Raina glanced at the gap between the closed drapes of the big window above her sofa. Her friend, Eden, peered in with her hands framed around her dark round face like a peeping Tom. No church people, but Raina wasn’t sure an inquisitive reporter who didn’t know how to leave her work at the office was much of an improvement.
“Did you get it back?” Eden bustled in and dropped a pizza box on the square Goodwill dining room table. “Got any soda? Never mind. Be back in a sec.”
Her graceful friend turned and her silky brown weave fanned out like a shampoo commercial, glittering in the dim light. The scent of lavender lingered in the air even after she hustled across the courtyard toward her apartment. Eden returned with a can of soda.
Raina told her friend everything that had happened on campus and the strange incident at the bank. “I know I haven’t seen Holden in two months before today, but he seemed diminished somehow. A little less larger than life.”
“It’s called taking off the rose colored glasses,” Eden said. “I’m surprised he didn’t shove a check in your hands and tell you to get rid of the pregnancy.”
“That’s what I was hoping for, too. He sounded almost wistful. I’m not quite sure what to make of it.”
“He’s just playing mind games with you.”
Raina grimaced. “You should have snatched those glasses from me and smacked me on my nose.”
Eden rolled her eyes. “As if you would have listened.”
“So when is Phil supposed to pick his CIE trainee?” Raina asked.
“Assistant Chief-in-Editor. Not trainee. Unofficially, the position is supposed to be his replacement when he retires. I need a story that’ll make me stand out.” Eden gave her a sideways glance. “I’m thinking about resurrecting some old gossip…about Holden and Olivia.”

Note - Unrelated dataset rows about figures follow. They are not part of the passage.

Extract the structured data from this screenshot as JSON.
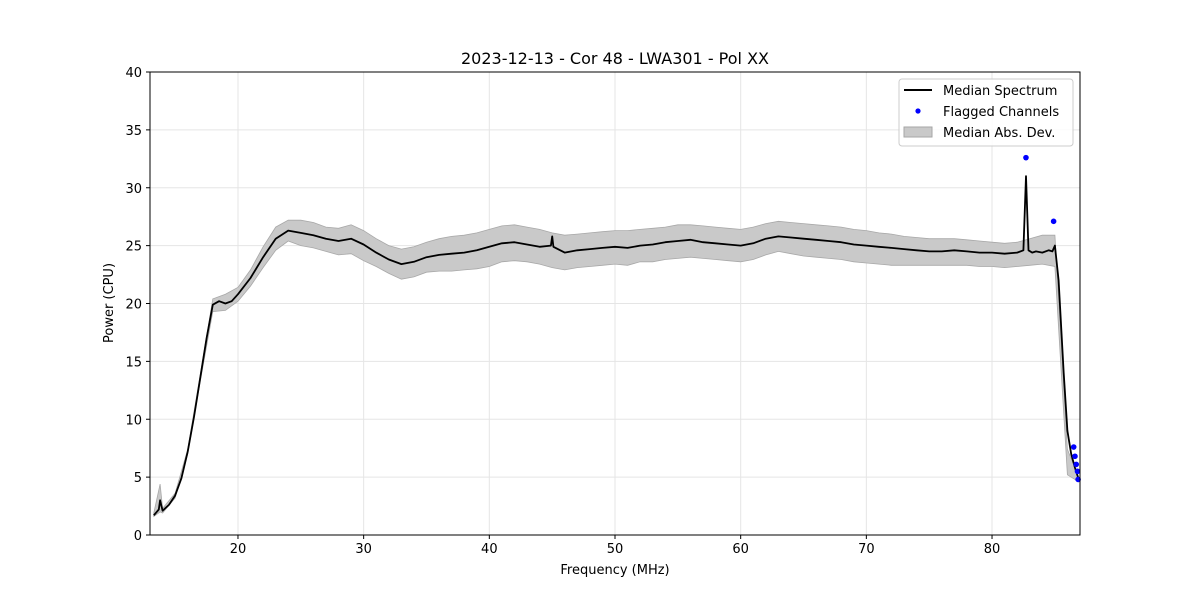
{
  "chart_data": {
    "type": "line",
    "title": "2023-12-13 - Cor 48 - LWA301 - Pol XX",
    "xlabel": "Frequency (MHz)",
    "ylabel": "Power (CPU)",
    "xlim": [
      13,
      87
    ],
    "ylim": [
      0,
      40
    ],
    "xticks": [
      20,
      30,
      40,
      50,
      60,
      70,
      80
    ],
    "yticks": [
      0,
      5,
      10,
      15,
      20,
      25,
      30,
      35,
      40
    ],
    "grid": true,
    "legend_position": "top-right",
    "series": [
      {
        "name": "Median Spectrum",
        "kind": "line",
        "color": "#000000",
        "x": [
          13.3,
          13.7,
          13.8,
          14.0,
          14.5,
          15.0,
          15.5,
          16.0,
          16.5,
          17.0,
          17.5,
          18.0,
          18.5,
          19.0,
          19.5,
          20.0,
          21.0,
          22.0,
          23.0,
          24.0,
          25.0,
          26.0,
          27.0,
          28.0,
          29.0,
          30.0,
          31.0,
          32.0,
          33.0,
          34.0,
          35.0,
          36.0,
          37.0,
          38.0,
          39.0,
          40.0,
          41.0,
          42.0,
          43.0,
          44.0,
          44.9,
          45.0,
          45.1,
          46.0,
          47.0,
          48.0,
          49.0,
          50.0,
          51.0,
          52.0,
          53.0,
          54.0,
          55.0,
          56.0,
          57.0,
          58.0,
          59.0,
          60.0,
          61.0,
          62.0,
          63.0,
          64.0,
          65.0,
          66.0,
          67.0,
          68.0,
          69.0,
          70.0,
          71.0,
          72.0,
          73.0,
          74.0,
          75.0,
          76.0,
          77.0,
          78.0,
          79.0,
          80.0,
          81.0,
          82.0,
          82.5,
          82.7,
          82.9,
          83.2,
          83.5,
          84.0,
          84.5,
          84.8,
          85.0,
          85.3,
          85.7,
          86.0,
          86.3,
          86.6,
          86.9
        ],
        "y": [
          1.7,
          2.2,
          3.0,
          2.1,
          2.6,
          3.4,
          4.9,
          7.2,
          10.2,
          13.6,
          17.0,
          19.9,
          20.2,
          20.0,
          20.2,
          20.8,
          22.2,
          24.0,
          25.6,
          26.3,
          26.1,
          25.9,
          25.6,
          25.4,
          25.6,
          25.1,
          24.4,
          23.8,
          23.4,
          23.6,
          24.0,
          24.2,
          24.3,
          24.4,
          24.6,
          24.9,
          25.2,
          25.3,
          25.1,
          24.9,
          25.0,
          25.8,
          24.9,
          24.4,
          24.6,
          24.7,
          24.8,
          24.9,
          24.8,
          25.0,
          25.1,
          25.3,
          25.4,
          25.5,
          25.3,
          25.2,
          25.1,
          25.0,
          25.2,
          25.6,
          25.8,
          25.7,
          25.6,
          25.5,
          25.4,
          25.3,
          25.1,
          25.0,
          24.9,
          24.8,
          24.7,
          24.6,
          24.5,
          24.5,
          24.6,
          24.5,
          24.4,
          24.4,
          24.3,
          24.4,
          24.6,
          31.0,
          24.6,
          24.4,
          24.5,
          24.4,
          24.6,
          24.5,
          25.0,
          22.0,
          14.0,
          9.0,
          7.0,
          5.8,
          4.8
        ]
      },
      {
        "name": "Flagged Channels",
        "kind": "scatter",
        "color": "#0000ff",
        "x": [
          82.7,
          84.9,
          86.5,
          86.6,
          86.7,
          86.8,
          86.85
        ],
        "y": [
          32.6,
          27.1,
          7.6,
          6.8,
          6.1,
          5.5,
          4.8
        ]
      },
      {
        "name": "Median Abs. Dev.",
        "kind": "band",
        "color": "#c9c9c9",
        "x": [
          13.3,
          13.8,
          14.0,
          15.0,
          16.0,
          17.0,
          18.0,
          19.0,
          20.0,
          21.0,
          22.0,
          23.0,
          24.0,
          25.0,
          26.0,
          27.0,
          28.0,
          29.0,
          30.0,
          31.0,
          32.0,
          33.0,
          34.0,
          35.0,
          36.0,
          37.0,
          38.0,
          39.0,
          40.0,
          41.0,
          42.0,
          43.0,
          44.0,
          45.0,
          46.0,
          47.0,
          48.0,
          49.0,
          50.0,
          51.0,
          52.0,
          53.0,
          54.0,
          55.0,
          56.0,
          57.0,
          58.0,
          59.0,
          60.0,
          61.0,
          62.0,
          63.0,
          64.0,
          65.0,
          66.0,
          67.0,
          68.0,
          69.0,
          70.0,
          71.0,
          72.0,
          73.0,
          74.0,
          75.0,
          76.0,
          77.0,
          78.0,
          79.0,
          80.0,
          81.0,
          82.0,
          83.0,
          84.0,
          85.0,
          86.0,
          86.9
        ],
        "upper": [
          1.9,
          4.4,
          2.3,
          3.6,
          7.4,
          13.9,
          20.4,
          20.8,
          21.4,
          22.9,
          24.9,
          26.6,
          27.2,
          27.2,
          27.0,
          26.6,
          26.5,
          26.8,
          26.3,
          25.6,
          25.0,
          24.7,
          24.9,
          25.3,
          25.6,
          25.8,
          25.9,
          26.1,
          26.4,
          26.7,
          26.8,
          26.6,
          26.4,
          26.1,
          25.9,
          26.0,
          26.1,
          26.2,
          26.3,
          26.3,
          26.4,
          26.5,
          26.6,
          26.8,
          26.8,
          26.7,
          26.6,
          26.5,
          26.4,
          26.6,
          26.9,
          27.1,
          27.0,
          26.9,
          26.8,
          26.7,
          26.6,
          26.4,
          26.3,
          26.1,
          26.0,
          25.8,
          25.7,
          25.6,
          25.6,
          25.6,
          25.5,
          25.4,
          25.3,
          25.2,
          25.3,
          25.6,
          25.9,
          25.9,
          7.4,
          5.0
        ],
        "lower": [
          1.6,
          2.0,
          1.9,
          3.2,
          7.0,
          13.3,
          19.3,
          19.4,
          20.2,
          21.5,
          23.1,
          24.6,
          25.4,
          25.0,
          24.8,
          24.5,
          24.2,
          24.3,
          23.7,
          23.2,
          22.6,
          22.1,
          22.3,
          22.7,
          22.8,
          22.8,
          22.9,
          23.0,
          23.2,
          23.6,
          23.7,
          23.6,
          23.4,
          23.1,
          22.9,
          23.1,
          23.2,
          23.3,
          23.4,
          23.3,
          23.6,
          23.6,
          23.8,
          23.9,
          24.0,
          23.9,
          23.8,
          23.7,
          23.6,
          23.8,
          24.2,
          24.5,
          24.3,
          24.1,
          24.0,
          23.9,
          23.8,
          23.6,
          23.5,
          23.4,
          23.3,
          23.3,
          23.3,
          23.3,
          23.3,
          23.3,
          23.3,
          23.2,
          23.2,
          23.1,
          23.2,
          23.3,
          23.4,
          23.2,
          5.2,
          4.6
        ]
      }
    ]
  }
}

Raina gave her friend a sharp look. “I just want to move on. If this fake pregnancy doesn’t light a fire under his butt, then…” She shrugged.
“This has nothing to do with you. It’s just perfect timing with the annual Christmas fundraiser coming up in a few months.”
Raina nodded. Of course it was. “I’ll bite. What are the rumors?”
“Holden spent fifty percent of this huge grant that was supposed to be divided among the other professors.” Eden wiggled her eyebrows. “He spent far too much time in the boss’s office to be strictly professional.”
“Olivia is old enough to be his mother!”
“I’m just repeating what the wagging tongues said.”
Raina’s face burned as she focused on the salty and cheesy taste in her mouth.
“This was before you came on the scene,” Eden added after glancing at her. “But that’s not the interesting part.” She paused. “Another twenty percent of the grant money grew legs.”
“And that’s the million-dollar question you want to find out. You think Holden has anything to do with the missing money?” Could he use some of that grant money to pay her back?
Eden shrugged. “But it would be juicy if he did.”
After Eden left, Raina sorted her mail. On top of the pile of junk mail was a cream-colored envelope from her lawyer. Apparently another cousin had decided to join the suit contesting the inheritance from her grandfather.
At the rate things were going, the lawyer fees would swallow up the entire three million dollars. Had Raina known in advance that agreeing to pay “a small token” amount to retain the lawyer would add up to several thousand dollars, she would have kept searching for a representative who would be willing to defer the entire payment. And to top it off, she wouldn’t even get to keep the inheritance. She was just a temporary caretaker if she decided to honor her granddad’s wishes.